La ubicación privilegiada de Sepúlveda, a una altitud considerable y con escasa contaminación lumínica, la ha convertido en uno de los destinos más recomendados para practicar astroturismo en España. Durante el verano, sus cielos despejados ofrecen un marco incomparable para la observación astronómica.
Este fenómeno, que alcanza su máximo esplendor entre el 11 y el 13 de agosto, es provocado por los restos del cometa Swift-Tuttle, cuyo paso cerca del Sol dejó un rastro de diminutas partículas que, al entrar en la atmósfera terrestre a unos 210.000 kilómetros por hora, se desintegran generando los destellos que conocemos como estrellas fugaces. Su nombre se debe a la constelación de Perseo, desde donde parecen originarse los meteoros.
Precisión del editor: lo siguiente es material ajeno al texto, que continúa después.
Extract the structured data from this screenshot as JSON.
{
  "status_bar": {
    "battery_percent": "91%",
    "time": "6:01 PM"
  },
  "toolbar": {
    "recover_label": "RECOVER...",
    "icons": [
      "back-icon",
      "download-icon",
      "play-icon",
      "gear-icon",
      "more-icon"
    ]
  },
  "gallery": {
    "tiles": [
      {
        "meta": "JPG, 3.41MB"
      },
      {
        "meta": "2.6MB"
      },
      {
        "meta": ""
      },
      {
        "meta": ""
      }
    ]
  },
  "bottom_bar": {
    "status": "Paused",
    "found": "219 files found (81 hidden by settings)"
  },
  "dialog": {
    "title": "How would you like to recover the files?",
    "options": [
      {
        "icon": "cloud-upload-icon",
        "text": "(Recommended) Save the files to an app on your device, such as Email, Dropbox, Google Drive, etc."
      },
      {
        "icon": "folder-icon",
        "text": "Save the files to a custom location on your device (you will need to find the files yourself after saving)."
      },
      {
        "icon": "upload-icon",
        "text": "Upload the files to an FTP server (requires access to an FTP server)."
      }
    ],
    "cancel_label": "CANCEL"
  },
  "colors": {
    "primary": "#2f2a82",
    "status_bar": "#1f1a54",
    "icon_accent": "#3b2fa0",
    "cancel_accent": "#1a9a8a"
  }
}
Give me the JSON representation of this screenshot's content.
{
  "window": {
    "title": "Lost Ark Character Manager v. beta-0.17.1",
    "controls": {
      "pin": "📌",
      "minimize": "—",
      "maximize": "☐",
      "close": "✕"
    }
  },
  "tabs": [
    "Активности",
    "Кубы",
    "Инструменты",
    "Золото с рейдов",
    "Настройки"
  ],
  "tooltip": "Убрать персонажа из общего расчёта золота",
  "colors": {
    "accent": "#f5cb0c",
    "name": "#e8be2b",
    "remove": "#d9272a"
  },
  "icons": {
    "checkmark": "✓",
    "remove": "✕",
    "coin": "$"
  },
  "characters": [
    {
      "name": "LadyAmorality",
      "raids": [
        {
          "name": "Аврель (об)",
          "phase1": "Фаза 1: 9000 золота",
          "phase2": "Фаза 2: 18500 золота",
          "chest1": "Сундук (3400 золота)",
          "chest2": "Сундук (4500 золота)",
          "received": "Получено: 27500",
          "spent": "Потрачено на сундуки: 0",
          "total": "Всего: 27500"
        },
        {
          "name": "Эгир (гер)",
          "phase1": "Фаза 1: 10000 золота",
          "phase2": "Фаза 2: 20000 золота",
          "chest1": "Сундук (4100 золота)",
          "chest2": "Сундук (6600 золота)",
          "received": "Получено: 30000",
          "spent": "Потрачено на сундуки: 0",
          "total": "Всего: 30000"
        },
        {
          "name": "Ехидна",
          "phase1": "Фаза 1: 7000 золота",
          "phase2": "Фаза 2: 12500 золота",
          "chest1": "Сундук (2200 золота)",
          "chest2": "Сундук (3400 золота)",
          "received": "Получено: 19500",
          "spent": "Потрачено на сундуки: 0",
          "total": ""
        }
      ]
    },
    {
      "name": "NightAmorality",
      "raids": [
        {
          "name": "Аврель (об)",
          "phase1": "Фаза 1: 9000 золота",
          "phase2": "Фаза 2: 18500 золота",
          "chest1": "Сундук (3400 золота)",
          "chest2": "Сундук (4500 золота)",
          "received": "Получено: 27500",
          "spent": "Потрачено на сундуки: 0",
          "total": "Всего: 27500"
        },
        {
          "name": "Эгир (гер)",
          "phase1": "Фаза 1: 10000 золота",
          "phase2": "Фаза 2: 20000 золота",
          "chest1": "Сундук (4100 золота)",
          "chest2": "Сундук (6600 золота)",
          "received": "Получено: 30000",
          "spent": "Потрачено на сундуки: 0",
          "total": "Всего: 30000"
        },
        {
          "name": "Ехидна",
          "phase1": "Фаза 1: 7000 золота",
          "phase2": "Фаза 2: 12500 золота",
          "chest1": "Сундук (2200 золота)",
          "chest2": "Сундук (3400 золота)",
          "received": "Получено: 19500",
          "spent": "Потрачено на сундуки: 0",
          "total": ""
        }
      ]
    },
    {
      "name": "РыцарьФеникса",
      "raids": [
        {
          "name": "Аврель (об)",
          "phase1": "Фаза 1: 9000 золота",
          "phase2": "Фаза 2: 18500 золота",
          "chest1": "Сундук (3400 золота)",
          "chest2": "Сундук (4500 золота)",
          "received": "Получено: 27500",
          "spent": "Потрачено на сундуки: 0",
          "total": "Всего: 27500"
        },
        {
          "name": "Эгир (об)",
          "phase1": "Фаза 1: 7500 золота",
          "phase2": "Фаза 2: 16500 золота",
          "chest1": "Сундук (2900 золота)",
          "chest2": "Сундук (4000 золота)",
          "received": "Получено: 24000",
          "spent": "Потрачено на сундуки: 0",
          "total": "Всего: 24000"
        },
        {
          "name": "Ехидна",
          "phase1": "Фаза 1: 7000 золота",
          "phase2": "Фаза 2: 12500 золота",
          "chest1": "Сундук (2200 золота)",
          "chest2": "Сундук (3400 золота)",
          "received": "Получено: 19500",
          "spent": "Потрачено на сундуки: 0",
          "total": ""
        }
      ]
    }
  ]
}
Este año, la noche del martes 12 de agosto promete una ventana de observación óptima entre las 22:00 y las 23:20 horas, justo antes de que la luna comience a iluminar el cielo. En los días siguientes, el margen se ampliará hasta superar las dos horas y media de oscuridad plena, especialmente favorables para captar los meteoros más brillantes.
Los expertos recomiendan alejarse de las farolas y núcleos urbanos para obtener la mejor experiencia visual. En este sentido, Sepúlveda ofrece varios enclaves elevados y de fácil acceso donde la oscuridad y el silencio permiten disfrutar de un cielo repleto de luces fugaces.
Con su mezcla de patrimonio histórico y paisajes naturales, la localidad no solo se convierte en un mirador privilegiado hacia el firmamento, sino también en un destino que combina ciencia, turismo y emoción.